Landasan Intelektual: Hukum Ekonomi sebagai Pisau Analisis
Perjuangan LPKSM Borneo Kalimantan hari ini tidak bisa dilepaskan dari fondasi ilmiah yang saya peroleh dalam perkuliahan Hukum Ekonomi di bawah bimbingan Ibu Intan Muthoharoh, M.H. Beliau selalu menekankan bahwa hukum ekonomi bukan sekadar teks prosedural, melainkan instrumen untuk menghadirkan keadilan substantif.
Dalam setiap advokasi, kami mengintegrasikan detail modul hukum yang beliau ajarkan, antara lain:
- Anatomi Perjanjian dan Akad: Membedah syarat sah perjanjian sesuai Pasal 1320 KUHPerdata untuk melawan kontrak baku yang mengandung cacat kehendak. Dengan latar belakang ekonomi saya, kami juga menganalisis kewajaran margin dalam transaksi agar masyarakat terhindar dari unsur Gharar (ketidakpastian).
- Hukum Persaingan Usaha: Menggunakan pendekatan Per Se Illegal dan Rule of Reason untuk mengawasi praktik Ihtikar (Penimbunan) dan penyalahgunaan posisi dominan yang sering kali mencekik UMKM lokal di Kalimantan.
Legitimasi Profesional: Mediasi sebagai Jalan Tengah
Namun, memahami hukum dan ekonomi saja tidak cukup. Dibutuhkan keahlian teknis untuk menyelesaikan konflik secara damai. Di sinilah peran penting gelar profesional Certified Professional Mediator (C.PM) yang saya raih di bawah bimbingan fasilitator luar biasa, Dr. Anwar Sadat, S.H., M.H., C.Med., C.PM.Beliau, sebagai pakar mediasi nasional yang memiliki reputasi besar di Mahkamah Agung, membekali saya dengan seni rekonsiliasi. Gelar C.PM ini menjadi legitimasi profesional bagi LPKSM Borneo Kalimantan dalam memfasilitasi sengketa melalui jalur mediasi yang sesuai dengan PERMA No. 1 Tahun 2016, mengedepankan solusi win-win demi menjaga stabilitas sosial-ekonomi daerah.
Mewujudkan Maqashid al-Shari’ah di Kalimantan
Sinergi ilmu dari Ibu Intan Muthoharoh, M.H. serta bimbingan profesional dari Dr. Anwar Sadat bermuara pada satu tujuan besar: Maqashid al-Shari’ah (Kemaslahatan Umum). Sebagai praktisi yang mengombinasikan ilmu ekonomi dan hukum, kami berkomitmen menjaga harta (Hifz al-Mal) masyarakat Borneo dari praktik eksploitatif.

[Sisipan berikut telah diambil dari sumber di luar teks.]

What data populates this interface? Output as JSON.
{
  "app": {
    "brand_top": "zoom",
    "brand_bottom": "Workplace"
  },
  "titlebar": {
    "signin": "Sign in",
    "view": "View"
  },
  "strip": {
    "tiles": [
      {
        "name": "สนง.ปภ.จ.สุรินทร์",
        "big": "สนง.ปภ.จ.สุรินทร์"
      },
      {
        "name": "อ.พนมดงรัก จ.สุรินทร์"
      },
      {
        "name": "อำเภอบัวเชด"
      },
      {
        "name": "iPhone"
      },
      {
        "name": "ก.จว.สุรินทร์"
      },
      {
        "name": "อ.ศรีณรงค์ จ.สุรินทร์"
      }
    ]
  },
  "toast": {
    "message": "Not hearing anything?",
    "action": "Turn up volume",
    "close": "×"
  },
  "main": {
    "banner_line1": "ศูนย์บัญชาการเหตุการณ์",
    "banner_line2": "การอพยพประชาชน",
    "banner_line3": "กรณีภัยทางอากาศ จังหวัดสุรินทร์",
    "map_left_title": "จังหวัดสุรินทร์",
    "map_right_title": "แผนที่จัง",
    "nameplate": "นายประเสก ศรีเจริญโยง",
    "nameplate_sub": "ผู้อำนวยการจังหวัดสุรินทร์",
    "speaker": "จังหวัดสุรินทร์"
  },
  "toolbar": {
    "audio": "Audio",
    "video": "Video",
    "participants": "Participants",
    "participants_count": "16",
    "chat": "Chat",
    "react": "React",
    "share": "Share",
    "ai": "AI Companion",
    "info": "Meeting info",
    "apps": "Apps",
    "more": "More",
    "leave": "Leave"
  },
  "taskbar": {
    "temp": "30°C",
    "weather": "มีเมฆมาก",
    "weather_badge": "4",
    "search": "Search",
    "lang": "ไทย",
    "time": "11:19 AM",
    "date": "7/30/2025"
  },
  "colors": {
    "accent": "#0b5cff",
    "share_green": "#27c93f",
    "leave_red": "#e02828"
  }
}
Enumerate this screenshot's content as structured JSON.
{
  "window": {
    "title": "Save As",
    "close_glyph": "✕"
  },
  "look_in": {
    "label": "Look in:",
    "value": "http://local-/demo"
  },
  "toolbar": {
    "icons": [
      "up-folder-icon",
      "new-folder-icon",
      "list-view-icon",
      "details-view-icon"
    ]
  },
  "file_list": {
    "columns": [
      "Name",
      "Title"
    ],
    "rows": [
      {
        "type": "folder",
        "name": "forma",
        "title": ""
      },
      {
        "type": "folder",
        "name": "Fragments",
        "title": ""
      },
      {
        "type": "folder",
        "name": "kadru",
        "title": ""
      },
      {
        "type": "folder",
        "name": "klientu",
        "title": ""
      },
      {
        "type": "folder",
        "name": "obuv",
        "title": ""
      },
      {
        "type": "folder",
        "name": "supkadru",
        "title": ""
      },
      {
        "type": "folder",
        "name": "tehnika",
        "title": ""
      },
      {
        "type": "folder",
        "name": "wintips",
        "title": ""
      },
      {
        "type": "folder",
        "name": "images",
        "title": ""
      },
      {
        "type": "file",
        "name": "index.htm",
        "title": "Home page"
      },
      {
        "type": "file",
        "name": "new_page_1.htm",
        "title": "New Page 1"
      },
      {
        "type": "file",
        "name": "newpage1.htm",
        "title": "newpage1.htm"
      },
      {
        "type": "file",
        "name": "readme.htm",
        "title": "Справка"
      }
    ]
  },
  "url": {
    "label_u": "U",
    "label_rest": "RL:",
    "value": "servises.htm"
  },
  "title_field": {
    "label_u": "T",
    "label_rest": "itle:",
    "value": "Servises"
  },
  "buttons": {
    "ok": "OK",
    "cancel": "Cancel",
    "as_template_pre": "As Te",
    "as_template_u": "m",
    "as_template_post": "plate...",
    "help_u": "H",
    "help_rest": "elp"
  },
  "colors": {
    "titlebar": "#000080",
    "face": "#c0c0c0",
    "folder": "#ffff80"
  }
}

LPKSM Borneo Kalimantan bukan sekadar lembaga pengadu, melainkan institusi yang menjaga kejujuran transaksi dan keadilan distribusi. Kami ingin memastikan bahwa kemajuan ekonomi di Kalimantan tidak hanya menghasilkan angka pertumbuhan, tetapi juga menjunjung tinggi nilai moral, transparansi, dan inklusivitas.
Penutup
Ke depan, tantangan ekonomi akan semakin kompleks. Namun, dengan bekal keilmuan ekonomi (S.E.), fondasi hukum yang sedang saya rampungkan, serta kematangan teknik mediasi profesional (C.PM), LPKSM Borneo Kalimantan siap berdiri di garis depan sebagai garda pelindung kedaulatan konsumen.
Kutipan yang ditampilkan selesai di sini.